Son opiniones a tener en cuenta, aunque ningún político se hizo eco de ellas, porque desde ayer los estrategas del duhaldismo intentan responsabilizar a la “maldita policía” por la masacre, cometida en venganza contra el gobernador, según esas versiones. Olvidan que la reestructuración fue abortada por el mismo Duhalde desde que aceptó la renuncia de Arslanian y entronizó a Osvaldo Lorenzo, quien ayer presentó la renuncia para hacerse cargo del mochuelo completo. El clientelismo electoral, cuando fracasa, puede pasar facturas muy altas y crueles porque pone en evidencia la trastienda de ese show interminable en que se han convertido las competencias políticas sujetas a las normas espectaculares de la televisión. A eso se suma que los candidatos se convierten en analistas de encuestas, en las que las personas son meros porcentajes, y dejan de escuchar a la gente, con la ilusión, vana más de una vez, de que las estadísticas pueden penetrar la inteligencia y el corazón de las personas.

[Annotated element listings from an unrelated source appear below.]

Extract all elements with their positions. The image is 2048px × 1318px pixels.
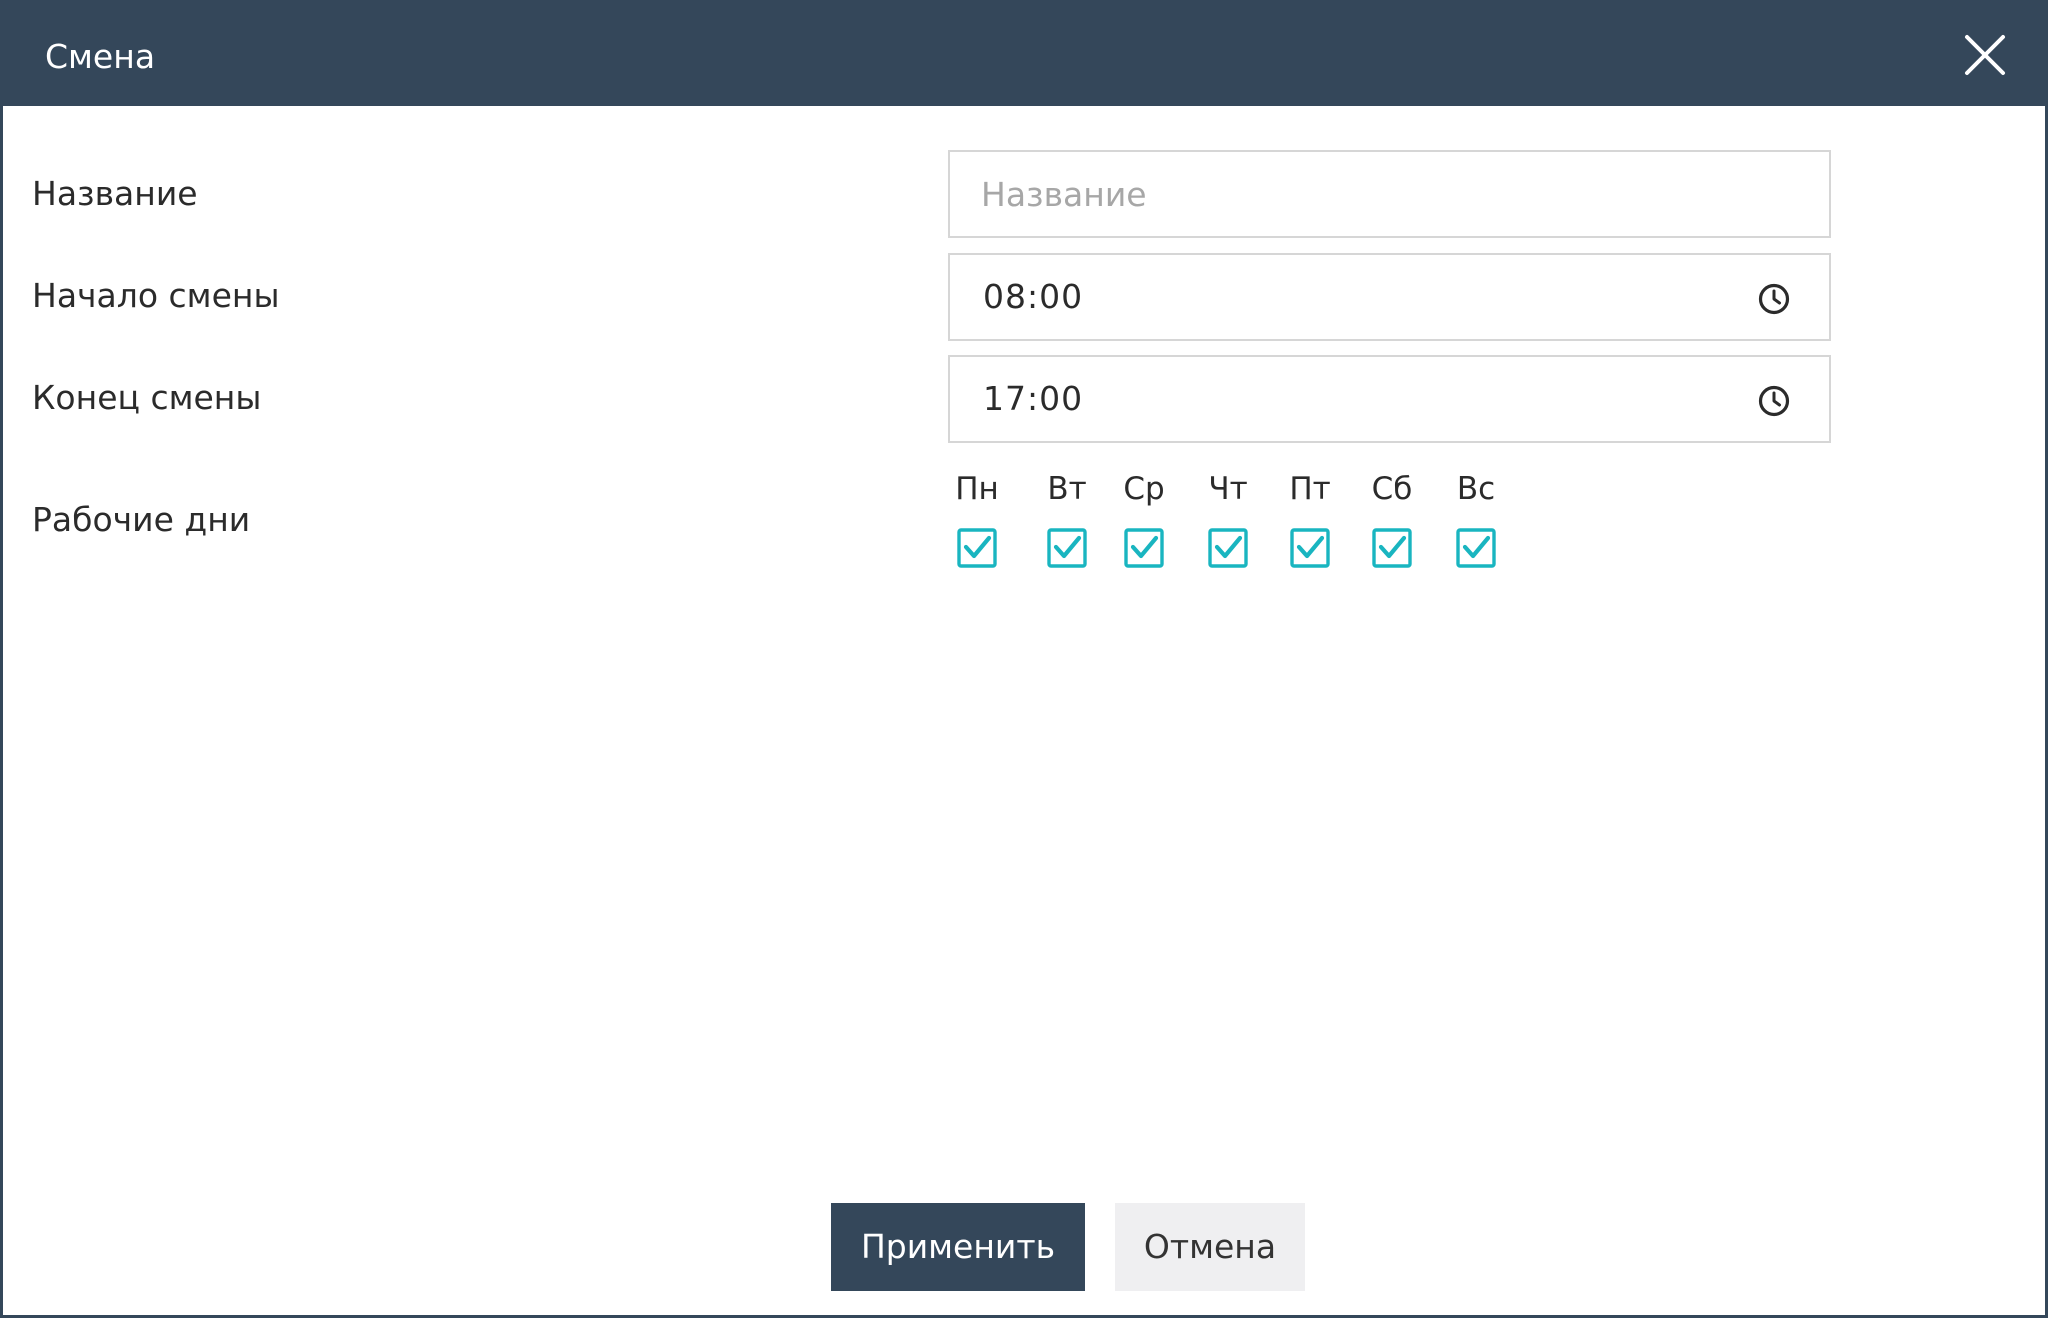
day-saturday: Сб xyxy=(1352,469,1432,579)
apply-button[interactable]: Применить xyxy=(831,1203,1085,1291)
name-input[interactable] xyxy=(950,152,1829,236)
checkbox-monday[interactable] xyxy=(957,528,997,568)
day-sunday: Вс xyxy=(1436,469,1516,579)
close-icon xyxy=(1965,35,2005,75)
checkbox-friday[interactable] xyxy=(1290,528,1330,568)
checkbox-checked-icon xyxy=(1456,528,1496,568)
end-time-field[interactable]: 17:00 xyxy=(948,355,1831,443)
day-label: Вт xyxy=(1047,471,1087,507)
checkbox-thursday[interactable] xyxy=(1208,528,1248,568)
checkbox-checked-icon xyxy=(1047,528,1087,568)
checkbox-checked-icon xyxy=(1372,528,1412,568)
start-time-value: 08:00 xyxy=(983,277,1084,316)
day-label: Чт xyxy=(1208,471,1248,507)
day-friday: Пт xyxy=(1270,469,1350,579)
name-field xyxy=(948,150,1831,238)
day-label: Пт xyxy=(1289,471,1331,507)
cancel-button[interactable]: Отмена xyxy=(1115,1203,1305,1291)
checkbox-saturday[interactable] xyxy=(1372,528,1412,568)
day-thursday: Чт xyxy=(1188,469,1268,579)
checkbox-tuesday[interactable] xyxy=(1047,528,1087,568)
start-time-field[interactable]: 08:00 xyxy=(948,253,1831,341)
workdays-label: Рабочие дни xyxy=(32,500,251,539)
day-label: Пн xyxy=(955,471,999,507)
shift-dialog: Смена Название Начало смены 08:00 Конец … xyxy=(0,0,2048,1318)
day-wednesday: Ср xyxy=(1104,469,1184,579)
name-label: Название xyxy=(32,174,198,213)
dialog-header: Смена xyxy=(3,3,2045,106)
clock-icon[interactable] xyxy=(1757,384,1791,418)
checkbox-sunday[interactable] xyxy=(1456,528,1496,568)
day-label: Вс xyxy=(1456,471,1496,507)
day-monday: Пн xyxy=(937,469,1017,579)
checkbox-checked-icon xyxy=(1124,528,1164,568)
end-time-label: Конец смены xyxy=(32,378,262,417)
checkbox-wednesday[interactable] xyxy=(1124,528,1164,568)
day-tuesday: Вт xyxy=(1027,469,1107,579)
day-label: Сб xyxy=(1371,471,1413,507)
close-button[interactable] xyxy=(1961,31,2009,79)
end-time-value: 17:00 xyxy=(983,379,1084,418)
start-time-label: Начало смены xyxy=(32,276,280,315)
checkbox-checked-icon xyxy=(957,528,997,568)
clock-icon[interactable] xyxy=(1757,282,1791,316)
checkbox-checked-icon xyxy=(1208,528,1248,568)
dialog-title: Смена xyxy=(45,37,156,76)
day-label: Ср xyxy=(1123,471,1165,507)
checkbox-checked-icon xyxy=(1290,528,1330,568)
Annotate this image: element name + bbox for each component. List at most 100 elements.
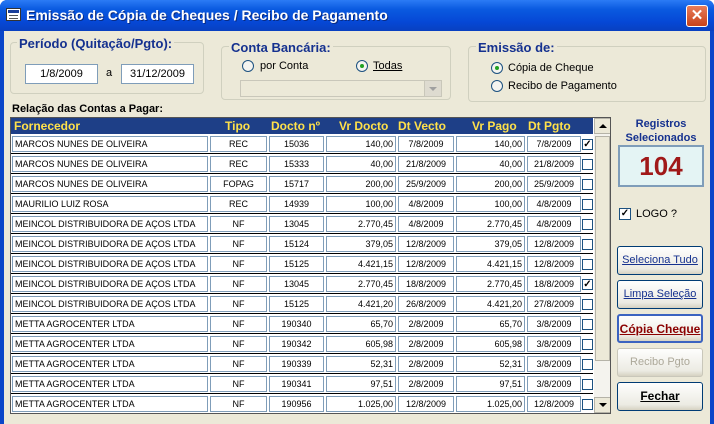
row-select-checkbox[interactable] [582,359,593,370]
cell-dt-pgto: 4/8/2009 [527,196,581,212]
por-conta-radio[interactable] [242,60,254,72]
cell-vr-docto: 605,98 [326,336,396,352]
row-select-checkbox[interactable] [582,259,593,270]
seleciona-tudo-button[interactable]: Seleciona Tudo [617,246,703,275]
row-select-checkbox[interactable] [582,199,593,210]
fechar-button[interactable]: Fechar [617,382,703,411]
por-conta-label[interactable]: por Conta [260,60,308,72]
cell-tipo: NF [210,236,267,252]
cell-docto: 15125 [269,256,324,272]
cell-tipo: NF [210,216,267,232]
table-row[interactable]: MARCOS NUNES DE OLIVEIRA REC 15333 40,00 21/… [11,154,593,174]
table-row[interactable]: MEINCOL DISTRIBUIDORA DE AÇOS LTDA NF 1304… [11,274,593,294]
title-bar: Emissão de Cópia de Cheques / Recibo de … [0,0,714,31]
grid-scrollbar[interactable] [594,118,610,413]
window-title: Emissão de Cópia de Cheques / Recibo de … [26,7,388,23]
table-row[interactable]: MEINCOL DISTRIBUIDORA DE AÇOS LTDA NF 1512… [11,254,593,274]
table-row[interactable]: MARCOS NUNES DE OLIVEIRA REC 15036 140,00 7/… [11,134,593,154]
form-body: Período (Quitação/Pgto): 1/8/2009 a 31/1… [4,31,710,424]
date-to-input[interactable]: 31/12/2009 [121,64,194,84]
cell-dt-vecto: 18/8/2009 [398,276,454,292]
todas-label[interactable]: Todas [373,60,402,72]
form-icon [6,8,21,21]
cell-docto: 15333 [269,156,324,172]
row-select-checkbox[interactable]: ✓ [582,279,593,290]
row-select-checkbox[interactable] [582,319,593,330]
row-select-checkbox[interactable]: ✓ [582,139,593,150]
cell-vr-pago: 200,00 [456,176,525,192]
table-row[interactable]: MEINCOL DISTRIBUIDORA DE AÇOS LTDA NF 1512… [11,234,593,254]
cell-dt-pgto: 3/8/2009 [527,376,581,392]
scroll-up-icon[interactable] [594,118,610,134]
cell-dt-pgto: 12/8/2009 [527,256,581,272]
row-select-checkbox[interactable] [582,159,593,170]
todas-radio[interactable] [356,60,368,72]
row-select-checkbox[interactable] [582,239,593,250]
cell-fornecedor: MARCOS NUNES DE OLIVEIRA [12,176,208,192]
row-select-checkbox[interactable] [582,339,593,350]
row-select-checkbox[interactable] [582,399,593,410]
copia-cheque-radio[interactable] [491,62,503,74]
conta-combo[interactable] [240,80,442,97]
cell-docto: 15717 [269,176,324,192]
emissao-title: Emissão de: [476,40,557,55]
cell-fornecedor: MARCOS NUNES DE OLIVEIRA [12,156,208,172]
cell-fornecedor: METTA AGROCENTER LTDA [12,316,208,332]
recibo-label[interactable]: Recibo de Pagamento [508,80,617,92]
cell-dt-pgto: 18/8/2009 [527,276,581,292]
cell-vr-pago: 605,98 [456,336,525,352]
col-fornecedor: Fornecedor [14,119,81,133]
cell-vr-docto: 379,05 [326,236,396,252]
limpa-selecao-button[interactable]: Limpa Seleção [617,280,703,309]
cell-vr-docto: 4.421,15 [326,256,396,272]
cell-tipo: REC [210,136,267,152]
cell-dt-pgto: 27/8/2009 [527,296,581,312]
cell-docto: 13045 [269,276,324,292]
table-row[interactable]: METTA AGROCENTER LTDA NF 190956 1.025,00 12/… [11,394,593,413]
row-select-checkbox[interactable] [582,299,593,310]
cell-tipo: NF [210,356,267,372]
cell-docto: 190339 [269,356,324,372]
cell-dt-vecto: 12/8/2009 [398,236,454,252]
scroll-down-icon[interactable] [594,397,610,413]
table-row[interactable]: MAURILIO LUIZ ROSA REC 14939 100,00 4/8/2009… [11,194,593,214]
cell-fornecedor: METTA AGROCENTER LTDA [12,336,208,352]
cell-dt-vecto: 25/9/2009 [398,176,454,192]
scroll-thumb[interactable] [595,136,610,361]
cell-vr-docto: 140,00 [326,136,396,152]
cell-docto: 15125 [269,296,324,312]
chevron-down-icon[interactable] [424,81,441,96]
cell-dt-pgto: 25/9/2009 [527,176,581,192]
copia-cheque-label[interactable]: Cópia de Cheque [508,62,594,74]
recibo-pgto-button[interactable]: Recibo Pgto [617,348,703,377]
logo-checkbox[interactable]: ✓ [619,208,631,220]
table-row[interactable]: MEINCOL DISTRIBUIDORA DE AÇOS LTDA NF 1304… [11,214,593,234]
periodo-title: Período (Quitação/Pgto): [17,36,175,51]
cell-vr-docto: 200,00 [326,176,396,192]
cell-fornecedor: MAURILIO LUIZ ROSA [12,196,208,212]
cell-dt-vecto: 2/8/2009 [398,336,454,352]
table-row[interactable]: METTA AGROCENTER LTDA NF 190339 52,31 2/8/20… [11,354,593,374]
cell-vr-docto: 65,70 [326,316,396,332]
cell-fornecedor: MEINCOL DISTRIBUIDORA DE AÇOS LTDA [12,216,208,232]
contas-grid: Fornecedor Tipo Docto nº Vr Docto Dt Vec… [10,117,611,414]
cell-dt-pgto: 21/8/2009 [527,156,581,172]
close-button[interactable]: ✕ [686,5,708,27]
cell-vr-pago: 52,31 [456,356,525,372]
cell-fornecedor: MARCOS NUNES DE OLIVEIRA [12,136,208,152]
copia-cheque-button[interactable]: Cópia Cheque [617,314,703,343]
cell-vr-pago: 40,00 [456,156,525,172]
logo-label[interactable]: LOGO ? [636,208,677,220]
cell-tipo: NF [210,316,267,332]
recibo-radio[interactable] [491,80,503,92]
table-row[interactable]: METTA AGROCENTER LTDA NF 190340 65,70 2/8/20… [11,314,593,334]
table-row[interactable]: METTA AGROCENTER LTDA NF 190342 605,98 2/8/2… [11,334,593,354]
table-row[interactable]: METTA AGROCENTER LTDA NF 190341 97,51 2/8/20… [11,374,593,394]
date-from-input[interactable]: 1/8/2009 [25,64,98,84]
cell-dt-vecto: 7/8/2009 [398,136,454,152]
table-row[interactable]: MARCOS NUNES DE OLIVEIRA FOPAG 15717 200,00… [11,174,593,194]
row-select-checkbox[interactable] [582,379,593,390]
row-select-checkbox[interactable] [582,179,593,190]
row-select-checkbox[interactable] [582,219,593,230]
table-row[interactable]: MEINCOL DISTRIBUIDORA DE AÇOS LTDA NF 1512… [11,294,593,314]
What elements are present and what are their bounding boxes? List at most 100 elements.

Los dos reveses de esta semana –el aborto y la masacre– explotaron en los pies del candidato Duhalde, que estaba tratando de remontar un pronóstico de escrutinio que no lo favorecía. Nadie hoy, a cinco semanas de la elección nacional, podría asegurar que la adversidad no se tragó ya las chances que buscaba. El impacto negativo en el electorado de Buenos Aires, ciudad y provincia, ha sido demasiado fuerte, sobre todo porque golpea sobre un estado de ánimo popular escarnecido, desalentado y escéptico. Es un momento de inflexión, muy delicado y de pronóstico reservado. También lo es para la Alianza, porque el beneficio no es automático ni proporcional al perjuicio del adversario y dependerá de su conducta. La anticipación de la victoria, que sólo corresponde a las urnas, o una sobreactuación de los sentimientos populares que pueda ser sospechada de oportunismo, estará expuesta a la hipersensibilidad social y a la desconfianza pública. Con tantas heridas abiertas, no es hora de andar sacudiendo el salero.